Essas redes oferecem:
· Marcas próprias (OTC e genéricos);
· Ferramentas de marketing, CRM e POS;
· Defesa institucional frente a PBMs;
· Negociação coletiva com a indústria.
No Brasil, modelos semelhantes florescem, como a Farmarcas, que organiza farmácias independentes com escala, tecnologia e inteligência de mercado.
5. O que o Brasil pode aprender com os EUA?
É importante lembrar: o Brasil não é os Estados Unidos. Embora existam paralelos, a complexidade brasileira é significativamente maior, especialmente nos aspectos tributário, jurídico, logístico e de acesso.
Nosso país é desafiador para empreender, mas também criativo e resiliente. Enquanto as grandes redes enfrentam dificuldade para expandir para municípios com menos de 50 mil habitantes (que somam ~4.500 cidades), surgem novos formatos mais adaptados à realidade local. O PIB per capita nessas regiões é de aproximadamente R$ 14 mil/ano, comparado aos R$ 50 mil da média nacional e R$ 396 mil dos EUA. Isso limita a viabilidade de certos modelos de negócios para cerca de 50% dos municípios brasileiros.
Por isso, o Brasil conta com uma diversidade estratégica de formatos:
· Redes nacionais (Raia Drogasil, Pague Menos, DPSP);
· Redes regionais (como Panvel, Drogaria Araújo, Farmácia São João);
· Redes associativistas (como a Farmarcas);
· Farmácias independentes;
E um novo modelo emergente surge inspirado no atacarejo: grandes lojas populares com alta eficiência operacional, tema que abordarei em um próximo artigo.
Reflexões estratégicas:
· A consolidação é inevitável, mas não precisa ser excludente;
· Genéricos são fundamentais para democratizar o acesso e gerar caixa;
· PBMs estão surgindo no Brasil — é possível evitar os erros cometidos nos EUA;
· Redes associativistas e distribuidoras regionais serão fundamentais para as independentes;
· Dados, fidelização e serviços clínicos farão a diferença na próxima década.
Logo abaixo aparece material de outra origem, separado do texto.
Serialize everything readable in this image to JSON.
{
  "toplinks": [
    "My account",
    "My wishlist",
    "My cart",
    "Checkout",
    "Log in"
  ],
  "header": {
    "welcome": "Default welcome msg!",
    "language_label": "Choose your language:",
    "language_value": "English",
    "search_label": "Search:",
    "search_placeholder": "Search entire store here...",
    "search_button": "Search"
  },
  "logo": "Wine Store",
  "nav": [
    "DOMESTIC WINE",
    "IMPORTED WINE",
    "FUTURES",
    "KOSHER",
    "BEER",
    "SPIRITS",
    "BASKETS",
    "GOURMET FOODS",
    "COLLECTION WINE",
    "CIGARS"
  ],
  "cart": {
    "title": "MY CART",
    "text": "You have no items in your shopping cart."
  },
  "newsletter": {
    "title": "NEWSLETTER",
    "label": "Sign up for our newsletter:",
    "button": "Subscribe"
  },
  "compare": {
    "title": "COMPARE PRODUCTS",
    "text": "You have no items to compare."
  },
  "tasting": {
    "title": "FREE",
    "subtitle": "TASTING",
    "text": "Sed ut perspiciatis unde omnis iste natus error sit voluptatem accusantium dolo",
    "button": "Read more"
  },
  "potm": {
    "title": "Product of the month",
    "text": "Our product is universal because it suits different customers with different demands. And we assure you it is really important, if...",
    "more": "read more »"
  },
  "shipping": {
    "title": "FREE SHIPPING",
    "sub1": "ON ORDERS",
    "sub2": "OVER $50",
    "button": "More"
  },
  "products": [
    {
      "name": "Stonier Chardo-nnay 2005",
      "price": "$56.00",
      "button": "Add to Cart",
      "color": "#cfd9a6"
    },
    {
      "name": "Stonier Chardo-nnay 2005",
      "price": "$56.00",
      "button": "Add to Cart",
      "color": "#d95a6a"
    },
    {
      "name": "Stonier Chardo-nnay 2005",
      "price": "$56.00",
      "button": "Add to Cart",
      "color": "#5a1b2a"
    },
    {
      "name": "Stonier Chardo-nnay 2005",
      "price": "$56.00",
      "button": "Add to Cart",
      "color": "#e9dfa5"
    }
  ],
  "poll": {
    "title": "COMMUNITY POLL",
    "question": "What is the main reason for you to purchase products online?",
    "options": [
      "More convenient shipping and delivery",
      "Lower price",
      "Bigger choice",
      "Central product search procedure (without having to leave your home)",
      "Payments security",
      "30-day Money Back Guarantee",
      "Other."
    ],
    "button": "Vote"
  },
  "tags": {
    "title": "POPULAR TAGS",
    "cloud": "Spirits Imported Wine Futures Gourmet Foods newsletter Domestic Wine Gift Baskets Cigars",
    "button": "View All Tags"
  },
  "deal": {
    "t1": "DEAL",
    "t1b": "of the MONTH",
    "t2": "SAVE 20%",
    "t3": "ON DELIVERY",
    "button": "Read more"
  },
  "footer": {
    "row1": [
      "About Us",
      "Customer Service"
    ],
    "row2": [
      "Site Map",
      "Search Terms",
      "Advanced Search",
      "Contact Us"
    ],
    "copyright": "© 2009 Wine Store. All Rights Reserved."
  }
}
A quebra das patentes no Brasil até 2030
Segundo a ABIFINA, mais de 1.500 patentes farmacêuticas expirarão até 2030, liberando mil produtos (APIs, formas, usos, processos) para produção nacional. A decisão do STF (ADI 5529/DF, 2021) eliminou a extensão automática de patentes, abrindo o mercado e acelerando o lançamento de genéricos.
Estima-se que isso possa gerar um salto de até 30% no lançamento de novos genéricos no país, com impacto direto no acesso, nos preços e nas margens do varejo.
E agora?
Se os EUA viveram essa transformação há 30 anos e ainda enfrentam desafios, qual será o modelo vencedor no Brasil nos próximos 10 anos?
Será que a consolidação seguirá concentrando o mercado nas mãos de poucos — ou a diversidade de formatos locais se mostrará mais eficiente?
Qual será o papel dos dados, da inteligência e da personalização nesse cenário? A resposta pode estar nas decisões que começamos a tomar agora.